Following several consecutive years of moderate to strong growth, Wal-Mart Stores, Inc. appears increasingly challenged to sustain its momentum. As management has described its strategies for success going forward, food has a center stage role, with the effort and outcome holding important implications both for the world’s largest retailer and its many food suppliers.
Even with its extraordinary size (global revenues nearing half a trillion dollars in the year ended Jan. 31), Wal-Mart’s performance has been impressive in recent years. Earnings-per-share growth from the year before was 11% in fiscal 2013, 9% in fiscal 2012, 12% in fiscal 2011 and 11% in fiscal 2010. Shares of Wal-Mart have outperformed the broader market over the past two years.
Rather than generating confidence in the investment community, the results have led some analysts to take a dimmer view of Bentonville, Ark.-based Wal-Mart’s prospects.
“With the low-hanging fruit behind them and considering the company’s massive size and the pressures from the payroll tax increase, we believe comps have peaked/will plateau following three straight years of acceleration,” Christopher Horvers, an analyst with JP Morgan, said earlier this year as part of a downgrade of Wal-Mart to “neutral.”
Attitudes toward Wal-Mart’s outlook generally didn’t change after the company announced first-quarter results. Sales and aggregate net income in the three months ended April 30 rose 1% from the same period a year earlier. In its guidance, Wal-Mart is projecting earnings-per-share growth of up to 8% in the second quarter.
Looking at trends at the company, research analysis by Credit Suisse highlighted a decline in comparable store sales in the first quarter following seven consecutive quarters of growth.
Economic sensitivity of the consumer was cited by Wal-Mart executives as contributing to sluggish sales results in the first quarter. William S. Simon, president and chief executive officer of Wal-Mart U.S., said a $9 billion reduction in Internal Revenue Service estimated tax refunds versus a year ago led to a pocketbook tightening by Wal-Mart’s customers.
“Additionally, the 2% increase in payroll taxes, reduced inflation and some of the most unfavorable spring weather we’ve seen in recent years across much of the country impacted our business,” he said in remarks May 16.
Commenting on positives in first-quarter results, Mr. Simon highlighted a 20 basis point gain in market share for food, consumables and health and wellness products Wal-Mart registered in the 13 weeks ended April 27, as measured by Nielsen.
“Grocery, which includes food and consumables, generated a low single-digit positive comp on relatively flat inflation, a much lower inflation rate than last year,” Mr. Simon said. “In food, we’ve made great progress in the quality of our fresh departments, and I’m particularly excited about the momentum in the produce area. We’ve improved our process for handling and culling produce, allowing us to get the freshest assortment in front of our customers.”
The role food will play in Wal-Mart’s efforts to generate growth was emphasized three weeks later by Mr. Simon in a management update to the investment analyst community. Among retailers competing for consumer traffic, food aisles have become the principal battleground and are likely to remain so, he said.

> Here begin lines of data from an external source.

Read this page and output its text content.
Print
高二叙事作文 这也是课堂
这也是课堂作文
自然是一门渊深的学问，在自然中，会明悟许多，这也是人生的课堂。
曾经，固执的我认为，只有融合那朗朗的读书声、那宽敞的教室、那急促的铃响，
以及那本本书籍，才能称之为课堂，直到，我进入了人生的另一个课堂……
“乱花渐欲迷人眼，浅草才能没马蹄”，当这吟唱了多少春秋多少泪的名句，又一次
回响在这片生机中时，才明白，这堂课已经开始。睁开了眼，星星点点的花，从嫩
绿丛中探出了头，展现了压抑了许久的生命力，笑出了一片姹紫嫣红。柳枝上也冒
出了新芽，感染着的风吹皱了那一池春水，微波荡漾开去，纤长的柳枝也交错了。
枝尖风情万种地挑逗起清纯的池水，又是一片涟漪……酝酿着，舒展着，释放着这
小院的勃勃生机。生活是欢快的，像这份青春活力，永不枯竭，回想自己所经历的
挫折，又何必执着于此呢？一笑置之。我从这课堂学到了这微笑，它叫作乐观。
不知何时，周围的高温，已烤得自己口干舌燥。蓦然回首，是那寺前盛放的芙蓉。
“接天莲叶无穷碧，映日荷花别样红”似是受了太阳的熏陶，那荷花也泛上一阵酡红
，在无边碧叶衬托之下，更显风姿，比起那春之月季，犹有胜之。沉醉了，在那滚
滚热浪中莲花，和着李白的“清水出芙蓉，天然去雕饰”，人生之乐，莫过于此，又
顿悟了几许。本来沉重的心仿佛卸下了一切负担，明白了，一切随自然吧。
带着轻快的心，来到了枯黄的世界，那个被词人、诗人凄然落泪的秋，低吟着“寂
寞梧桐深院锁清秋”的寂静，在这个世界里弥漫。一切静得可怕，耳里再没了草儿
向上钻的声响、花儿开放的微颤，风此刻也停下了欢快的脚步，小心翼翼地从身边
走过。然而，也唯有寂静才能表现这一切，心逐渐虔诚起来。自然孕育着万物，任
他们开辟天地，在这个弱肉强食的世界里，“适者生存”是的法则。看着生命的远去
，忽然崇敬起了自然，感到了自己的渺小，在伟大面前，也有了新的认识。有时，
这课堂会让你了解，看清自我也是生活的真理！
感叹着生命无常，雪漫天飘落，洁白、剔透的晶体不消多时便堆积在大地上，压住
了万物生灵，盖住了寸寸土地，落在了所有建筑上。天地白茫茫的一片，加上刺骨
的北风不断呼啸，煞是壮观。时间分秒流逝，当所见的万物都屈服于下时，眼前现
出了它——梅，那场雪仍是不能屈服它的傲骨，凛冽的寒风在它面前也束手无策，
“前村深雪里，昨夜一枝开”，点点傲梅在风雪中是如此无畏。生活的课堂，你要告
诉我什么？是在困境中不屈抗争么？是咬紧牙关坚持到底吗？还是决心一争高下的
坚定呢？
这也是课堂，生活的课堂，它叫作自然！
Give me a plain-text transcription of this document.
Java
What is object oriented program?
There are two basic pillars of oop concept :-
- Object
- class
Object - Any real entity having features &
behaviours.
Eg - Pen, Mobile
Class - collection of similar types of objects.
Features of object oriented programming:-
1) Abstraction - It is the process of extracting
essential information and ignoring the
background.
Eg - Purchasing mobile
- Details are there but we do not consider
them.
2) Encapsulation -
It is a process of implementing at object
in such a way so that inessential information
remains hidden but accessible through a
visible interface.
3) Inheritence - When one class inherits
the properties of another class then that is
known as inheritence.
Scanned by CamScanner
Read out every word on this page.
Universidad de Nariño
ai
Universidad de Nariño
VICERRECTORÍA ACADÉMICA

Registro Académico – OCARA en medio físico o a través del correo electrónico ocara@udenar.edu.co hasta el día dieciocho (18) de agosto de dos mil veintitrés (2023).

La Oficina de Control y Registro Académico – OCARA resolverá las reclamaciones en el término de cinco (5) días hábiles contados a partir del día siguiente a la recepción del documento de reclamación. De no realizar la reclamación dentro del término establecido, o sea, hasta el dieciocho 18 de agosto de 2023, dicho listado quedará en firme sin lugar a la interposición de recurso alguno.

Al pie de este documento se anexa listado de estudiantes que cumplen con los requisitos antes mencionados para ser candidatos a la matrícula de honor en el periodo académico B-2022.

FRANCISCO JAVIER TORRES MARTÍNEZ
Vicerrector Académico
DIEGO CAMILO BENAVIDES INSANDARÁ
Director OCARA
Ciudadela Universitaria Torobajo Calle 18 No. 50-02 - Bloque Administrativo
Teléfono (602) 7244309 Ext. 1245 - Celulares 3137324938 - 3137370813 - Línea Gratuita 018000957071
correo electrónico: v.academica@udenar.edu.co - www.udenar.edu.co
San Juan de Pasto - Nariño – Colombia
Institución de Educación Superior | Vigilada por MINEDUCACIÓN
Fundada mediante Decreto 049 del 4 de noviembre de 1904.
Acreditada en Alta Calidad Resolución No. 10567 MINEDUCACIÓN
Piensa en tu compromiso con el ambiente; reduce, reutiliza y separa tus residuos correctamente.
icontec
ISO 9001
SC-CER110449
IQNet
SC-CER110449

During the session held in Bentonville, Mr. Simon’s back and forth with an investment analyst offered a telling glimpse into the role seen for food at Wal-Mart and its competitors. Mr. Simon was asked why Wal-Mart wouldn’t shift its focus to other parts of the store if competitors are looking at food as the principal point of differentiation.
“Please don’t misinterpret the focus on food and consumables as a lack of focus on everything else,” he said. “But the velocity of a pillow is one time every year or two years or a sheet. The velocity of bananas or milk is once a week or twice a week. You have to drive velocity through food and consumables. And with the traffic that we get in our business and in our building, we’re able to leverage that traffic on the other side. If you double your traffic on sheets and towels, you won’t have any measurable impact at all on bananas because of the raw numbers. So focusing on food and consumables is focusing on the balance of the box. It’s the same thing.”
Pressed by the analyst about what advantage there is to be gained if all retailers are “doing the same thing,” Mr. Simon said when it comes to food, it was incumbent on Wal-Mart to “do it better than others.”
“You have to have a supply chain that can get it there faster, fresher, less expensive, and then be able to continue to invest and lower your price,” he said.
In the battle for store traffic, Mr. Simon acknowledged that from a basic math perspective, all retailers, including Wal-Mart, face a serious challenge.
“If you take the number of doors that exist today compared to 10 years ago, retail doors, there are more,” he said. “So the number of doors is growing faster than the number of shoppers or shopping trips. So it’s difficult. There is a continuous, sort of virtuous difficult cycle of improvement. You invest, you improve, you grow traffic, and you have a quarter like we did the last time. Or you don’t, and you figure it out again, and you move forward.”